Roberto Gamito
05.08.21
Desço ao fundo de mim — ao verdadeiro inferno — com a esperança de não encontrar ninguém conhecido. Em todo o caso, estou completamente às escuras quanto ao regresso.
A poesia está morta, afiançam-nos; surpreende-me que continuem a malhar no vento ou naquilo que, em dias inspirados, designam fantasmas.
Não havendo outra anestesia, recorro aos dias transmudados em carcaças que fui enceleirando no decurso dos meus passos. A mão avança cautelosamente pelo corpo pejado de cicatrizes, qual agrimensor obscurecido pela tarefa de inventariar as fronteiras da barbárie.
Ao contrário de outros dias, o grito alheio endireitou-me a prosa. Após a metamorfose luciferina, o diabo entrou em mim com um mandato de detenção. Digo-lhe que Deus não está dentro de nós, mas ele não acredita.
Vigio o meu coração à cata de falhas na sua sinfonia. Baptizo cada uma delas de olhos fechados. Foi o que deu andar a brincar aos apaixonados.

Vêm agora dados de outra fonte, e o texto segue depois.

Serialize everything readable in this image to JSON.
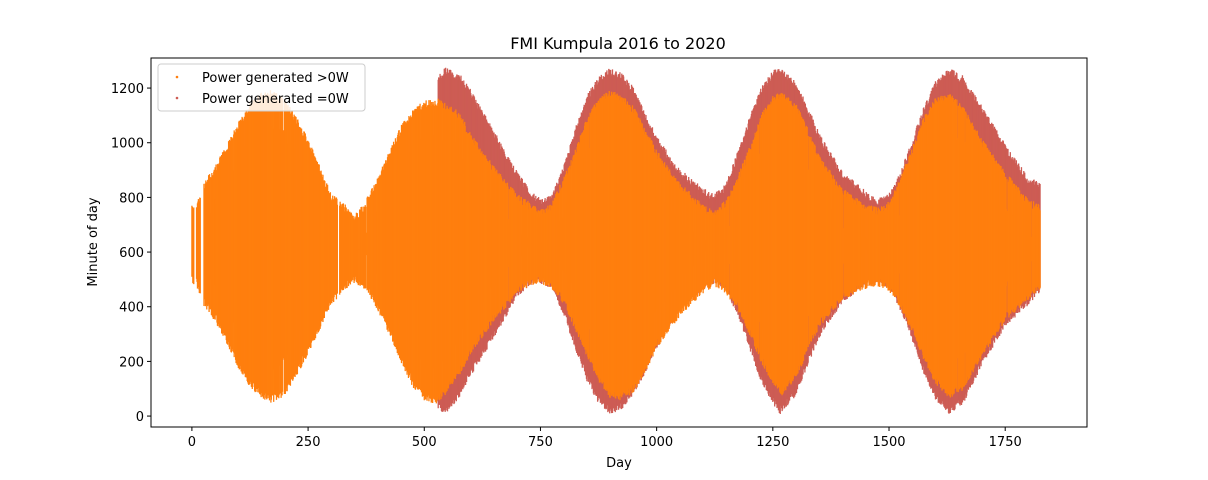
{
  "chart_data": {
    "type": "scatter",
    "title": "FMI Kumpula 2016 to 2020",
    "xlabel": "Day",
    "ylabel": "Minute of day",
    "xlim": [
      -88,
      1926
    ],
    "ylim": [
      -40,
      1310
    ],
    "xticks": [
      0,
      250,
      500,
      750,
      1000,
      1250,
      1500,
      1750
    ],
    "yticks": [
      0,
      200,
      400,
      600,
      800,
      1000,
      1200
    ],
    "grid": false,
    "legend_position": "top-left",
    "series": [
      {
        "name": "Power generated >0W",
        "color": "#ff7f0e",
        "description": "orange points forming the daylight (generating) envelope; y range per day is sunrise-to-sunset minute band",
        "envelope_days": [
          0,
          10,
          25,
          50,
          75,
          100,
          125,
          150,
          172,
          200,
          225,
          250,
          275,
          300,
          325,
          350,
          375,
          400,
          425,
          450,
          475,
          500,
          525,
          540,
          575,
          600,
          650,
          700,
          725,
          750,
          775,
          800,
          825,
          850,
          875,
          900,
          925,
          950,
          975,
          1000,
          1050,
          1100,
          1125,
          1150,
          1175,
          1200,
          1225,
          1250,
          1270,
          1300,
          1325,
          1350,
          1400,
          1450,
          1475,
          1500,
          1525,
          1550,
          1575,
          1600,
          1630,
          1660,
          1700,
          1750,
          1800,
          1825
        ],
        "envelope_lo": [
          500,
          490,
          420,
          360,
          280,
          190,
          120,
          80,
          60,
          90,
          160,
          240,
          330,
          420,
          470,
          500,
          470,
          400,
          310,
          210,
          120,
          70,
          60,
          80,
          160,
          240,
          360,
          460,
          490,
          500,
          480,
          420,
          330,
          230,
          140,
          80,
          70,
          100,
          170,
          260,
          380,
          460,
          490,
          460,
          400,
          310,
          210,
          130,
          90,
          150,
          250,
          340,
          440,
          480,
          490,
          470,
          410,
          320,
          220,
          130,
          80,
          110,
          230,
          360,
          440,
          480
        ],
        "envelope_hi": [
          760,
          770,
          840,
          900,
          980,
          1060,
          1130,
          1170,
          1180,
          1150,
          1080,
          1000,
          900,
          800,
          770,
          720,
          780,
          860,
          960,
          1050,
          1110,
          1140,
          1150,
          1140,
          1100,
          1020,
          900,
          800,
          770,
          740,
          770,
          860,
          960,
          1080,
          1150,
          1180,
          1160,
          1120,
          1040,
          960,
          840,
          760,
          740,
          780,
          870,
          970,
          1090,
          1160,
          1170,
          1130,
          1040,
          940,
          820,
          760,
          750,
          770,
          860,
          970,
          1080,
          1150,
          1170,
          1120,
          1000,
          880,
          780,
          760
        ]
      },
      {
        "name": "Power generated =0W",
        "color": "#cd5c54",
        "description": "muted red points visible from about day 500 onward, a wider sunrise-to-sunset envelope behind the orange points",
        "envelope_days": [
          530,
          545,
          575,
          600,
          650,
          700,
          725,
          750,
          775,
          800,
          825,
          850,
          875,
          900,
          925,
          950,
          975,
          1000,
          1050,
          1100,
          1125,
          1150,
          1175,
          1200,
          1225,
          1250,
          1265,
          1300,
          1325,
          1350,
          1400,
          1450,
          1475,
          1500,
          1525,
          1550,
          1575,
          1600,
          1630,
          1660,
          1700,
          1750,
          1800,
          1825
        ],
        "envelope_lo": [
          40,
          20,
          80,
          160,
          300,
          450,
          490,
          500,
          480,
          380,
          260,
          140,
          60,
          20,
          40,
          90,
          170,
          260,
          400,
          480,
          500,
          470,
          380,
          260,
          140,
          60,
          20,
          90,
          200,
          300,
          430,
          490,
          500,
          480,
          400,
          290,
          170,
          70,
          20,
          60,
          200,
          340,
          420,
          470
        ],
        "envelope_hi": [
          1230,
          1260,
          1240,
          1180,
          1030,
          880,
          820,
          780,
          800,
          900,
          1040,
          1160,
          1230,
          1260,
          1240,
          1190,
          1100,
          1010,
          890,
          820,
          800,
          840,
          960,
          1080,
          1190,
          1250,
          1260,
          1210,
          1120,
          1020,
          880,
          810,
          780,
          800,
          880,
          1000,
          1120,
          1210,
          1260,
          1230,
          1120,
          980,
          860,
          840
        ]
      }
    ]
  }
}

Fico a pensar no precipício acidental que a minha vida se tornou. A esperança pode ter os dias contados. O quadro está à mercê de legendas enaltecedoras.
Uma mão-algoz-do-nevoeiro avançava dramaticamente na folha sem pedir licença, sem se submeter a porteiros e a convenções. O cachalote colossal encalhado na margem da memória. Já haviam dado ordem no sentido de desempacotar a civilização alojada na sua carcaça. Puta que pariu esta refeição, eis as últimas palavras do cachalote. Lego aos exegetas a labuta de pôr em discurso os meandros da refeição resgatada.
O mundo não tarda será outra coisa, assim como o inferno — o melhor é não descurar as lições de voo. Se tivesse que adivinhar, diria que nunca houve nem haverá profetas.
Leitor, veja pelo lado positivo: não há ninguém com quem competir. O inferno não é para mim, pensa o leitor ao desistir do texto, prefiro sítios mais frescos.
Ia ser excessivo mais um pouquinho. Pôs a vida mais alta, tirou a mão mais venenosa da aljava e fez pontaria ao coração das Parcas. Pusera a coragem em romance e a determinação voltara a notar-se no olhar.
O bando de burros tapara por fim o sol. Isto e aquilo e podia continuar por aí fora, comentou o chefe das aves orelhudas.
Isto é sobre o quê? O amor é sobre o quê? Dúvidas com muita luz à mistura. Um único dia tomara conta da minha memória. Uma migalha selvagem com a mania das grandezas. Não estou perdido, não sei de onde parti, nem tão-pouco sei como aqui cheguei. Atire a rosa-dos-ventos — o meu queijo — para a fogueira, disse o corvo, vai ver que tudo fica mais fácil.